The OCBS has recently enjoyed several brief visits from Dr Rey-Sheng Her, Director of Public Relations for Tzu Chi, the flourishing new Buddhist sect based in Taiwan, but already with an estimated ten million members worldwide. Dr Her has also recently been in Beijing and there set up a Foundation for the Practice of Goodness. This Foundation has been registered with the Chinese government and has already begun to teach courses on practical philanthropy, which is what lies at the heart of Tzu Chi’s mission. In March Dr Her was running such a course for Tzu Chi members based at Murray Edwards College in Cambridge, and asked me to give a lecture in the general area of what he called “Buddhist wisdom”. I prefer to talk unscripted and the talk had no formal title, but I spoke about personal responsibility and selflessness, explaining why these values, expounded by the Buddha, form the foundation of what Tzu Chi puts into action. My audience consisted of about twenty Chinese people from Malaysia, Taiwan, Hong Kong and the mainland, ranging in age roughly from 70 to 20; as a few of them were not fluent in English, Rey interpreted into Chinese throughout. My impression was that we interacted very successfully.

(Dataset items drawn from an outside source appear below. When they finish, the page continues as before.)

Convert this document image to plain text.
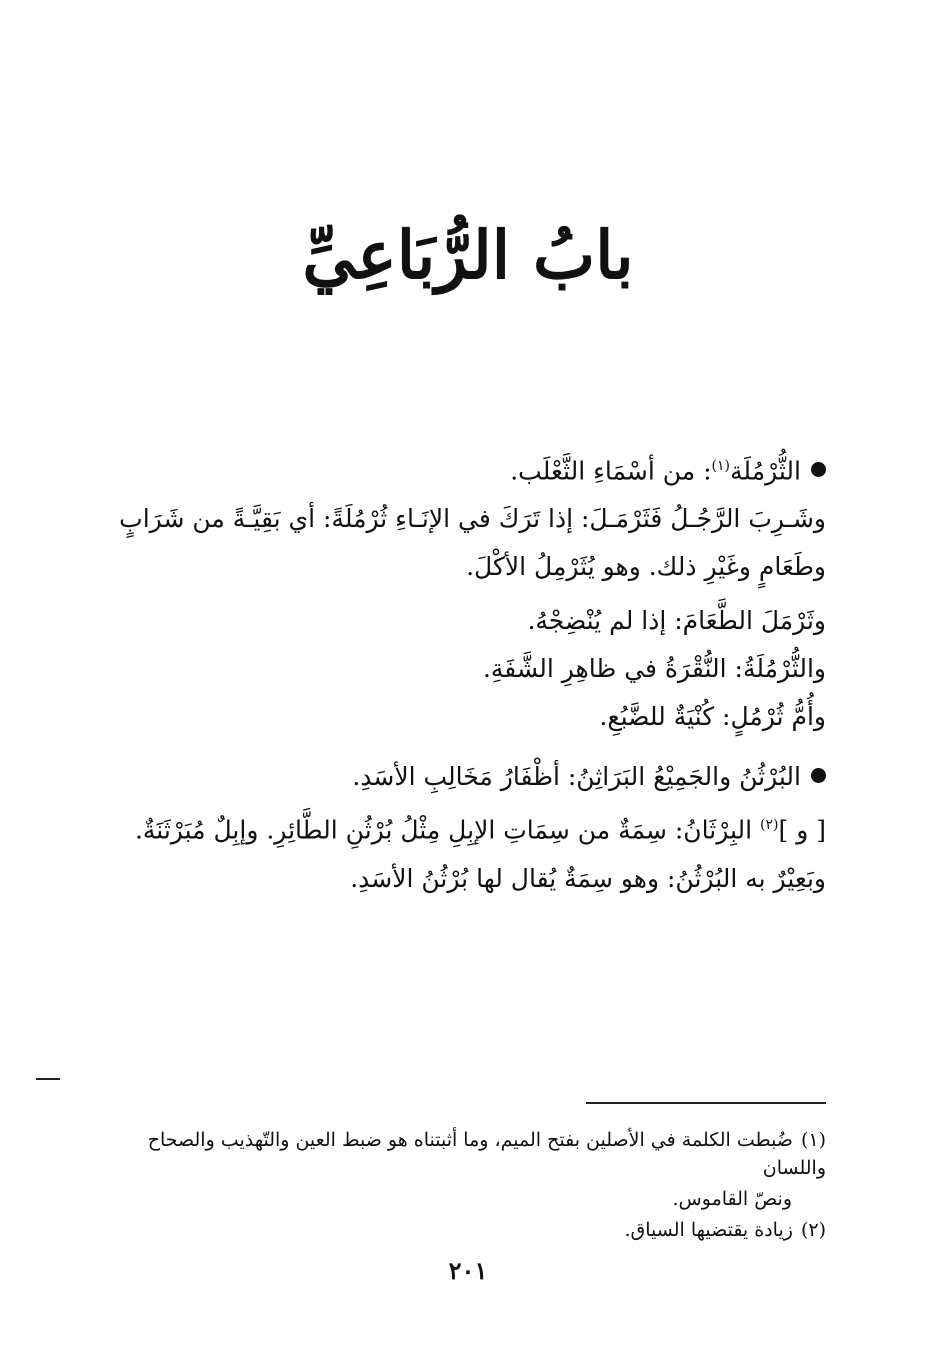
بابُ الرُّبَاعِيِّ

الثُّرْمُلَة$^{(١)}$: من أسْمَاءِ الثَّعْلَب.

وشَـرِبَ الرَّجُـلُ فَثَرْمَـلَ: إذا تَرَكَ في الإنَـاءِ ثُرْمُلَةً: أي بَقِيَّـةً من شَرَابٍ

وطَعَامٍ وغَيْرِ ذلك. وهو يُثَرْمِلُ الأكْلَ.

وثَرْمَلَ الطَّعَامَ: إذا لم يُنْضِجْهُ.

والثُّرْمُلَةُ: النُّقْرَةُ في ظاهِرِ الشَّفَةِ.

وأُمُّ ثُرْمُلٍ: كُنْيَةٌ للضَّبُعِ.

البُرْثُنُ والجَمِيْعُ البَرَاثِنُ: أظْفَارُ مَخَالِبِ الأسَدِ.

[ و ]$^{(٢)}$ البِرْثَانُ: سِمَةٌ من سِمَاتِ الإبِلِ مِثْلُ بُرْثُنِ الطَّائِرِ. وإبِلٌ مُبَرْثَنَةٌ.

وبَعِيْرٌ به البُرْثُنُ: وهو سِمَةٌ يُقال لها بُرْثُنُ الأسَدِ.

(١)ضُبطت الكلمة في الأصلين بفتح الميم، وما أثبتناه هو ضبط العين والتّهذيب والصحاح واللسان

ونصّ القاموس.

(٢)زيادة يقتضيها السياق.

٢٠١
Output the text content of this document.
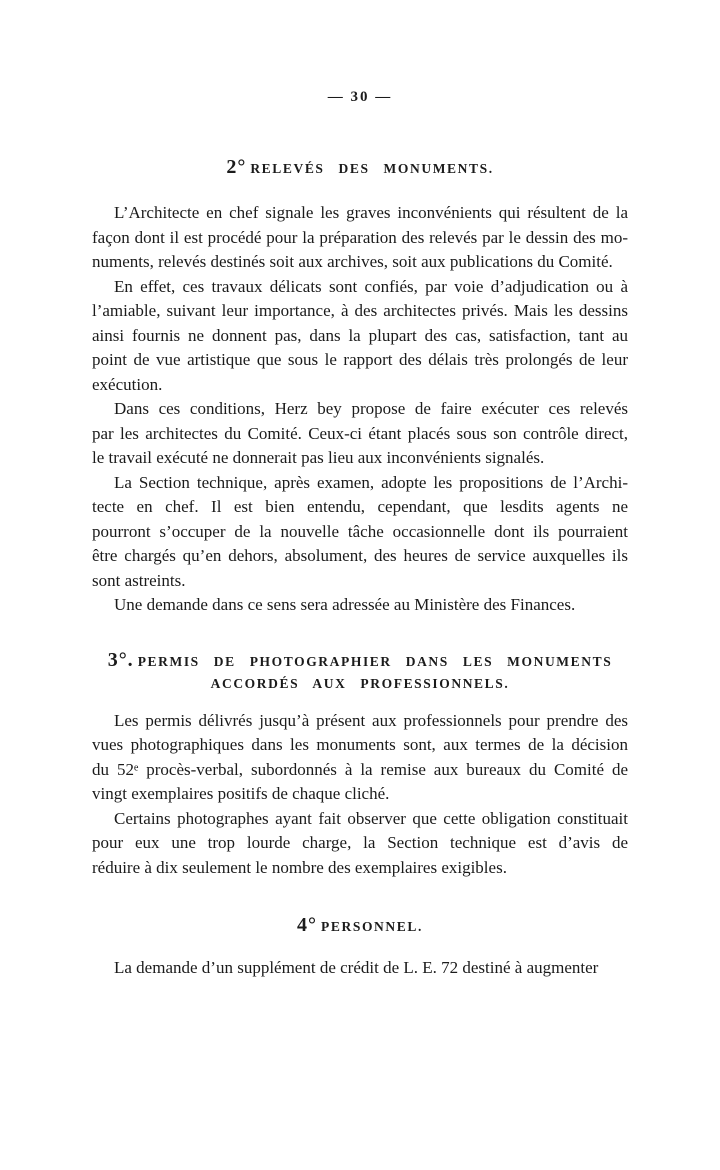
— 30 —
2° RELEVÉS DES MONUMENTS.
L’Architecte en chef signale les graves inconvénients qui résultent de la
façon dont il est procédé pour la préparation des relevés par le dessin des mo-
numents, relevés destinés soit aux archives, soit aux publications du Comité.
En effet, ces travaux délicats sont confiés, par voie d’adjudication ou à
l’amiable, suivant leur importance, à des architectes privés. Mais les dessins
ainsi fournis ne donnent pas, dans la plupart des cas, satisfaction, tant au
point de vue artistique que sous le rapport des délais très prolongés de leur
exécution.
Dans ces conditions, Herz bey propose de faire exécuter ces relevés
par les architectes du Comité. Ceux-ci étant placés sous son contrôle direct,
le travail exécuté ne donnerait pas lieu aux inconvénients signalés.
La Section technique, après examen, adopte les propositions de l’Archi-
tecte en chef. Il est bien entendu, cependant, que lesdits agents ne
pourront s’occuper de la nouvelle tâche occasionnelle dont ils pourraient
être chargés qu’en dehors, absolument, des heures de service auxquelles ils
sont astreints.
Une demande dans ce sens sera adressée au Ministère des Finances.
3°. PERMIS DE PHOTOGRAPHIER DANS LES MONUMENTS
ACCORDÉS AUX PROFESSIONNELS.
Les permis délivrés jusqu’à présent aux professionnels pour prendre des
vues photographiques dans les monuments sont, aux termes de la décision
du 52ᵉ procès-verbal, subordonnés à la remise aux bureaux du Comité de
vingt exemplaires positifs de chaque cliché.
Certains photographes ayant fait observer que cette obligation constituait
pour eux une trop lourde charge, la Section technique est d’avis de
réduire à dix seulement le nombre des exemplaires exigibles.
4° PERSONNEL.
La demande d’un supplément de crédit de L. E. 72 destiné à augmenter
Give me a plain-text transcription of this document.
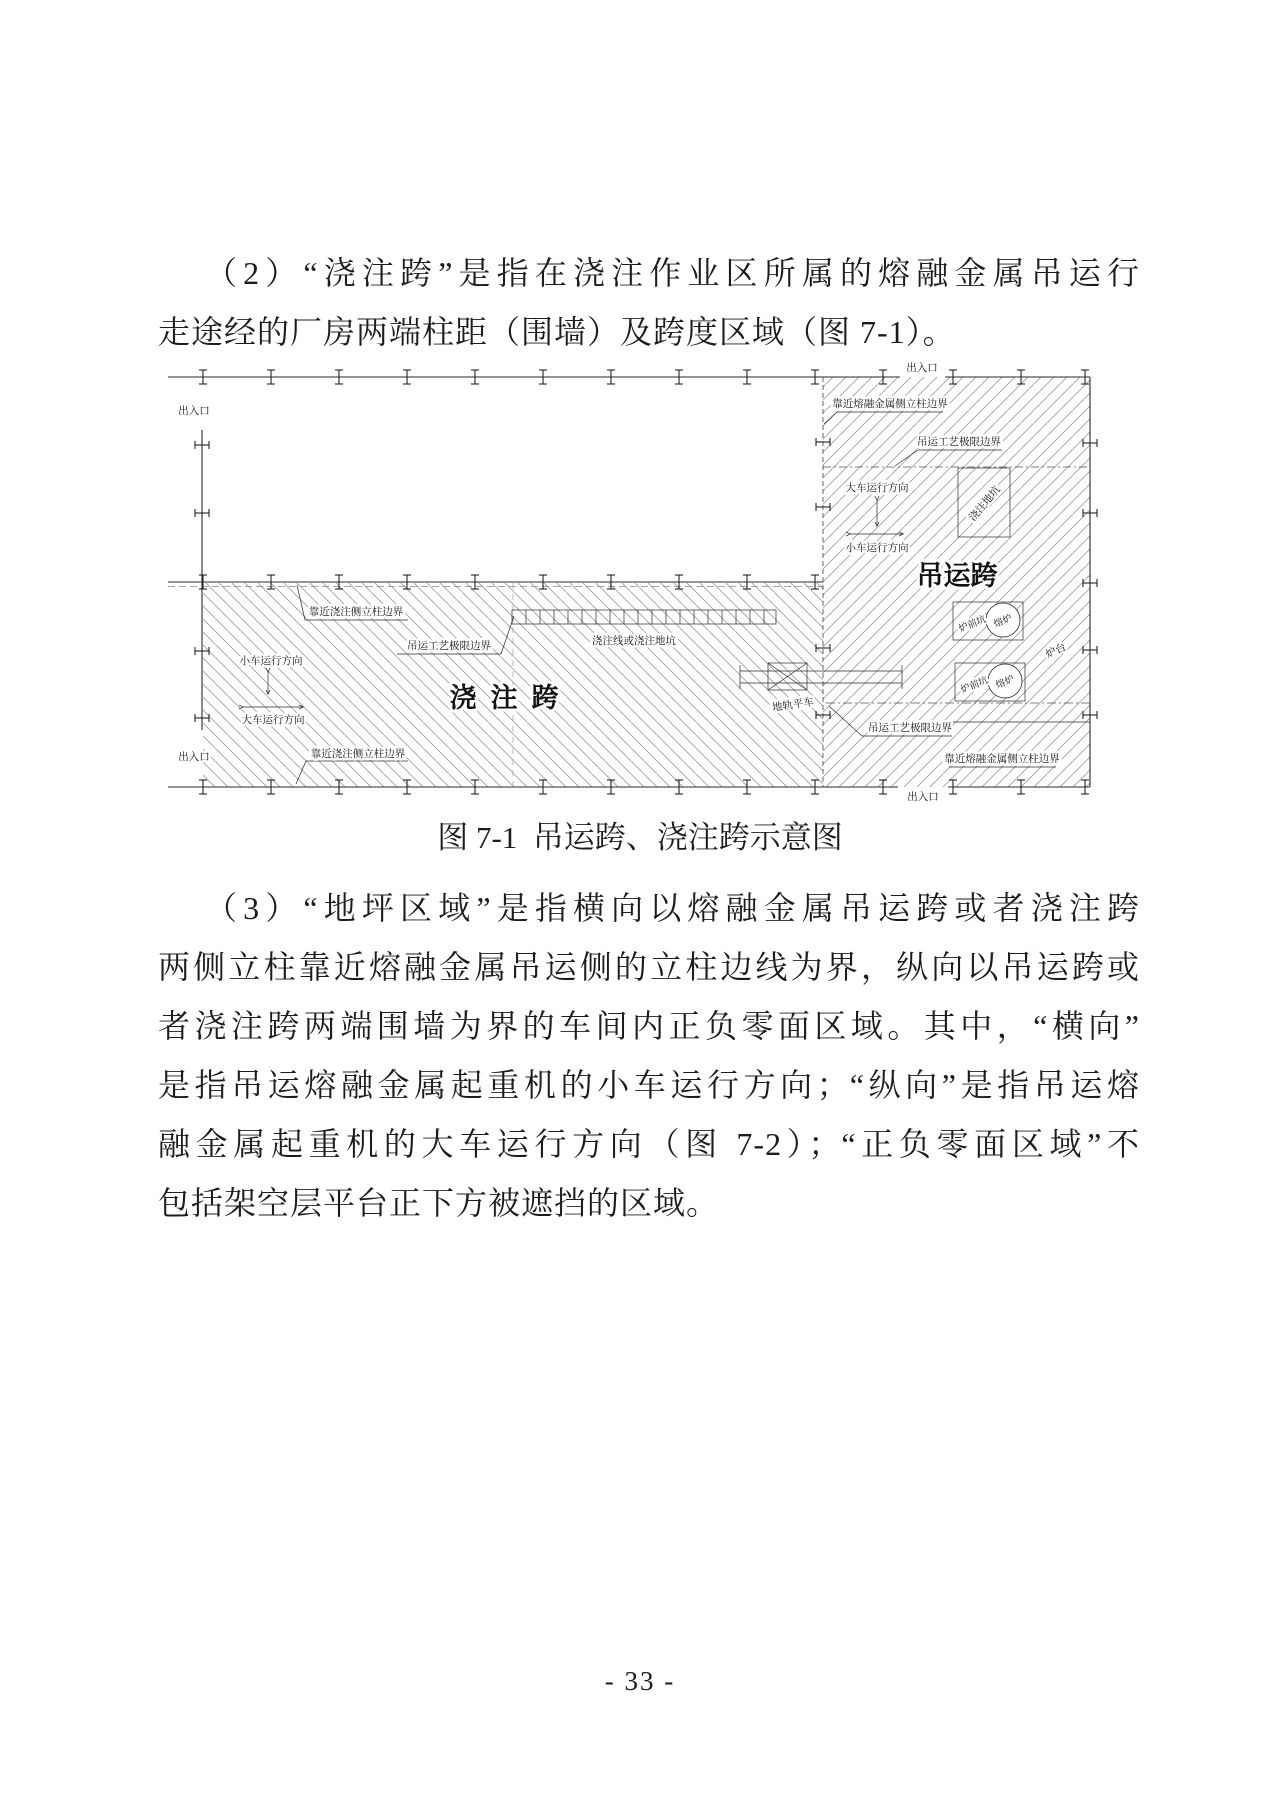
（2）“浇注跨”是指在浇注作业区所属的熔融金属吊运行
走途经的厂房两端柱距（围墙）及跨度区域（图 7-1）。
出入口
出入口
出入口
出入口
靠近熔融金属侧立柱边界
吊运工艺极限边界
大车运行方向
小车运行方向
浇注地坑
吊运跨
炉前坑 熔炉
炉前坑 熔炉
炉台
吊运工艺极限边界
靠近熔融金属侧立柱边界
靠近浇注侧立柱边界
吊运工艺极限边界	浇注线或浇注地坑
浇注跨
小车运行方向
大车运行方向
靠近浇注侧立柱边界
地轨平车
图 7-1  吊运跨、浇注跨示意图
（3）“地坪区域”是指横向以熔融金属吊运跨或者浇注跨
两侧立柱靠近熔融金属吊运侧的立柱边线为界，纵向以吊运跨或
者浇注跨两端围墙为界的车间内正负零面区域。其中，“横向”
是指吊运熔融金属起重机的小车运行方向；“纵向”是指吊运熔
融金属起重机的大车运行方向（图 7-2）；“正负零面区域”不
包括架空层平台正下方被遮挡的区域。
- 33 -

About a fortnight later I was in Taiwan and found myself lecturing at Tzu Chi University, which is in Hualien on the east coast, next to the movement’s headquarters. I was invited to talk by Prof. Hui-Xin Lou, Dean of Humanities, and my companion, Prof. Yu-Shuang Yao, interpreted. I spoke on the same topic; however, since I had no script, it was easy to adapt my content to a more academic (though still a Tzu Chi) audience who might, I felt, like to know a bit more about the Buddha’s historical context.

1. The best source of information on Tzu Chi is Yu-Shuang Yao, Taiwan’s Tzu Chi as Engaged Buddhism, Leiden and Boston, Global Oriental, 2012. The name means “Compassion Relief”. In pinyin it would be written Ci Ji, but the movement is Taiwanese and thus uses the older Wade-Giles romanisation.